PGG – jak mówił prezes – musi powstać do końca kwietnia; w przeciwnym razie Kompania będzie miała problemy z płynnością. Biznesplan zakłada, że przyszły rok będzie dla PGG okresem dalszych działań naprawczych, natomiast w 2017 r. grupa ma być już podmiotem samofinansującym się. „Wierzę, że z 11 kopalniami możemy zrobić z PGG rentowną firmę” – zadeklarował.
Biznesplan spółki zakłada – według prezesa – „konserwatywne podejście do cen węgla” i nie przewiduje na razie znaczącego odbicia cenowego; obecnie ceny węgla w Europie są najniższe od 2003 r. - Największe ryzyka biznesplanu, który przedstawiamy inwestorom, to ceny węgla, kopalnie trudne pod względem warunków i zagrożeń naturalnych oraz elastyczność kosztów pracy – ocenił Sędzikowski.

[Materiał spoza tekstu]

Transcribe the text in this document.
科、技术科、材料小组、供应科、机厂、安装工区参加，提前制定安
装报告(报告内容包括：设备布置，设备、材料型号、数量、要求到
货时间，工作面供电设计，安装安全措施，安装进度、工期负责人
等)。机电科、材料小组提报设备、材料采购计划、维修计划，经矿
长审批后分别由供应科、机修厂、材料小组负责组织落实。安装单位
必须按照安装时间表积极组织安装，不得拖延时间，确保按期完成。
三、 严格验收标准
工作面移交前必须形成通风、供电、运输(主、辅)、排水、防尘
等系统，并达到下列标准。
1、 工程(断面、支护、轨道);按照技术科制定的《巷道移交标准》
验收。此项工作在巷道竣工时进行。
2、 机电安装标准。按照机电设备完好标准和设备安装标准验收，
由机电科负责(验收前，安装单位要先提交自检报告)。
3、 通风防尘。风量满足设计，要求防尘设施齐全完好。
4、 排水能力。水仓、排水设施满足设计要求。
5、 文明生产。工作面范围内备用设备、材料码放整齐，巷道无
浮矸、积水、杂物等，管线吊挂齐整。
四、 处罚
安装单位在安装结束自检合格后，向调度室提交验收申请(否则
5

Koszt produkcji ma spaść do 214 zł za tonę

Prezes przedstawił dotychczasowe efekty restrukturyzacji Kompanii. Jak mówił, w ciągu roku udało się obniżyć średni koszt produkcji tony węgla z blisko 300 zł do niespełna 260 zł; plan zakłada, że w PGG w 2017 r. koszt ten powinien wynosić ok. 214 zł na tonie. Sędzikowski uważa, że jest potencjał dalszego obniżania kosztów. Podkreślił, że oszczędności udało się osiągnąć bez redukcji kosztów osobowych, stanowiących większość kosztów spółki. O 14 proc. poprawiła się wydajność pracy – obecnie na jednego zatrudnionego przypada 718 ton wydobytego węgla.

Elastyczny system płac

Zarząd KW zmierza do uelastycznienia systemu wynagradzania górników i uzależnienia części świadczeń od wydajności i wyników. Stąd wypowiedzenie zawartego pół roku temu porozumienia ze związkami, które gwarantowało górnikom niezmienność zasad wynagradzania przez rok od przekazania kopalń do PGG. Spółka chce negocjować ze związkami nowy układ zbiorowy dla Grupy; prezes przekonuje, że nie należy wchodzić w nową strukturę z porozumieniem blokującym na rok system płacowy.
Z danych Kompanii wynika, że w ubiegłym roku rentowne były jedynie trzy spośród 11 kopalń, które trafią do PGG – Marcel (77,58 zł rentowności na tonie węgla), Bolesław Śmiały i Chwałowice (odpowiednio 11,77 zł i 8,66 zł). Blisko rentowności są kopalnie Piast i Ziemowit, które rok wcześniej produkowały węgiel z zyskiem, ale w 2015 r. pogorszyły wynik, ponieważ wypełnione niesprzedanym węglem zwały przyhamowały produkcję. Kolejne cztery kopalnie miały w zeszłym roku stratę rzędu 41-47 zł na każdej tonie, kopalnia Pokój – ponad 77 zł, a gliwicka kopalnia Sośnica aż 124 zł.

Cel to rentowność kopalni

- Docelowo wszystkie kopalnie muszą być rentowne; dużo udało się już zrobić w zakresie poprawy rentowności, ale równie wiele pozostało jeszcze do zrobienia – powiedział prezes. Zapowiedział formalne połączenie po około roku działania PGG kopalń Pokój i Bielszowice w Rudzie Śląskiej, po uprzednim połączeniu technologicznym obu sąsiadujących ze sobą zakładów.
Kompania nie podała łącznego wyniku netto oraz wyniku na sprzedaży węgla za ubiegły rok, tłumacząc, że dane te nie są do końca miarodajne. Firma operuje wskaźnikiem EBITDA, który wyniósł za ubiegły rok blisko 1 mld zł. - Ten wskaźnik pokazuje zdolność firmy do generowania gotówki, z której finansowane są wydatki; to faktyczny wynik z działalności operacyjnej – tłumaczył prezes.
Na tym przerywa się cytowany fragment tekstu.